Nino Ferraù

Nella figura c’è quasi sempre qualcosa di sofferto, di triste e di malinconico; c’è un clima di dramma e talvolta anche di tragedia che comunica al cuore sensazioni di pena raccolta in angoli di solitudine, proprio come quella di certi pescatori e di certe maternità senza sorriso. Forse in quelle figure, strappate dall’autore alla realtà, ci sono ricordi e le visioni di un’infanzia tormentata e di un’adolescenza insicura, già testimone ed erede, di tante rovine di guerra. Sono figure senza retorica che si offrono, oltre che come immagini, come messaggio, qualche volta anche come rimprovero o ammonimento affinché ogni dopo guerra non rischi di diventare un anteguerra, come purtroppo avviene molto spesso. I temi più ricorrenti, sono la sofferenza e il lavoro. Accanto al quadro raffigurante il pescatore che rammenda le reti, c’è quello che raffigura un uomo di mare che… non fa niente.

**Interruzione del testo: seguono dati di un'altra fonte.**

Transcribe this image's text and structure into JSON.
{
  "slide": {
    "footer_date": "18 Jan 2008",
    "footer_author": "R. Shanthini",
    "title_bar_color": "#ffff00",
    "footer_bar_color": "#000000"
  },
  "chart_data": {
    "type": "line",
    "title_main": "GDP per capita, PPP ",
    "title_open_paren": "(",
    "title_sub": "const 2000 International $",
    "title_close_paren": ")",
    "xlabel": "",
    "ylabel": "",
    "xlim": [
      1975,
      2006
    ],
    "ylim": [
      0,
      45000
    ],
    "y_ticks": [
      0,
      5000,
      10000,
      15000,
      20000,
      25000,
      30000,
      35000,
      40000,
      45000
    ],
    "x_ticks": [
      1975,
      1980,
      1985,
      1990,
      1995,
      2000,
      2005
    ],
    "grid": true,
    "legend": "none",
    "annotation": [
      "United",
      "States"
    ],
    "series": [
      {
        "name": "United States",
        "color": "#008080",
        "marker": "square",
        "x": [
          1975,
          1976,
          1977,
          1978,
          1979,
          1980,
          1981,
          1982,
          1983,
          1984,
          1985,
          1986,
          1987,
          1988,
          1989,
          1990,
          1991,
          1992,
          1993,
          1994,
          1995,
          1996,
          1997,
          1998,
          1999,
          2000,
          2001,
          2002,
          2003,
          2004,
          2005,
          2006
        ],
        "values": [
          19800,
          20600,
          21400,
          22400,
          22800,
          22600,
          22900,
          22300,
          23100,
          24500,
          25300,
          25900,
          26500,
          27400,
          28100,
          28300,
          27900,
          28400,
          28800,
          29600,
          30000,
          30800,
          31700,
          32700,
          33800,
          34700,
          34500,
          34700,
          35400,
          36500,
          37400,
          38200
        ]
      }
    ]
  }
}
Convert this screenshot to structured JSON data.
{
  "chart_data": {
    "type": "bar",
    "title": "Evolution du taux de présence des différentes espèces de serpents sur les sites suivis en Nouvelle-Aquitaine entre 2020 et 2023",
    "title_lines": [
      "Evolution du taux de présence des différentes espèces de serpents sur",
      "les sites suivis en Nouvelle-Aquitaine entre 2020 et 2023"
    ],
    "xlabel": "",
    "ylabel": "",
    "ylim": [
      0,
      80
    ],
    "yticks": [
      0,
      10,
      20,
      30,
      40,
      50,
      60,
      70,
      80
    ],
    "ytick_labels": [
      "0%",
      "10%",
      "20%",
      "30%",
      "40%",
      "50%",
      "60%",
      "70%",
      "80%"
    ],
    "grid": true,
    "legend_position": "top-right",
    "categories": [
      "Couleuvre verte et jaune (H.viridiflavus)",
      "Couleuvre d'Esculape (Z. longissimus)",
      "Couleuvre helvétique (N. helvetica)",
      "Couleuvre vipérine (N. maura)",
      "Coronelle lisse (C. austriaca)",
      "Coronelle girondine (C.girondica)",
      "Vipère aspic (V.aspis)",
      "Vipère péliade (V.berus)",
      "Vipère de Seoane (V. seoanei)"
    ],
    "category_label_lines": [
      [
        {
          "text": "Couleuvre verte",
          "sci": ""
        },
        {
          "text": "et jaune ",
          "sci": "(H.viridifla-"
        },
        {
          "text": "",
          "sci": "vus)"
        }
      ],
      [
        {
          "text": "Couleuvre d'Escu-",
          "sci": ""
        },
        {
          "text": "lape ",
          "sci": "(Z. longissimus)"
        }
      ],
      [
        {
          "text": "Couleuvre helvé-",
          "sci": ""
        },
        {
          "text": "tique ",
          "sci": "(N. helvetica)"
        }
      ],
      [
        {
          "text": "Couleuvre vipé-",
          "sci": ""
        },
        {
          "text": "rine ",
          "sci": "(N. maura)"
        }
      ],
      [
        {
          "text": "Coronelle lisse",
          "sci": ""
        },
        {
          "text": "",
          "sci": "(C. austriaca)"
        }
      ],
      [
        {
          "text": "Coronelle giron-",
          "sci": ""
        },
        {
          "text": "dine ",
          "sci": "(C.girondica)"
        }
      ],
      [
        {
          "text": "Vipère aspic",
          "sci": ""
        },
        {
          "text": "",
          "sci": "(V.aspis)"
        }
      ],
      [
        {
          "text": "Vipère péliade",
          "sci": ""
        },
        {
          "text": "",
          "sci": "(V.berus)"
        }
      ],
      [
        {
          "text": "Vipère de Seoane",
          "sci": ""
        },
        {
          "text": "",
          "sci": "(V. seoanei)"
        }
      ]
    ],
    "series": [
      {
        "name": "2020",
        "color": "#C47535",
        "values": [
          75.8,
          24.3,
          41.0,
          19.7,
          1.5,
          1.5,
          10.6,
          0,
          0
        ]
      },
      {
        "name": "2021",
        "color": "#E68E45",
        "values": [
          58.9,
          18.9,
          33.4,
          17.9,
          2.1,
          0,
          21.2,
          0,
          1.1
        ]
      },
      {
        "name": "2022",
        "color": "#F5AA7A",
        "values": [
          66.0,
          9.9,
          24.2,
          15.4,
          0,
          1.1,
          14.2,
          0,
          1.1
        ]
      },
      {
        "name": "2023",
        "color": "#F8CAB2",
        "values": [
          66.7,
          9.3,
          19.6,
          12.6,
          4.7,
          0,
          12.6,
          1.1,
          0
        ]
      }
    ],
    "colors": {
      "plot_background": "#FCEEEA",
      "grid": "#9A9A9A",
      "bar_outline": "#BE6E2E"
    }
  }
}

Ma chi può dire che guardare il mare e pensare sia ozio? Quel pescatore lascia indovinare il travaglio dei suoi pensieri e delle sue ansie, anche se ci volta le spalle; egli contempla le onde e le nuvole, interroga l’orizzonte e vede che non è molto sereno. Così Lorenzo Chinnici, attraverso i suoi personaggi, si palesa come un artista che riesce a dare un colore anche ai pensieri degli stessi: e sono, molto spesso, pensieri grigi che muoiono soffocati dalla noia, dall’apatia o dalla rassegnazione: quella rassegnazione che non piace a Guttuso e che nei suoi personaggi diventa più volentieri ribellione.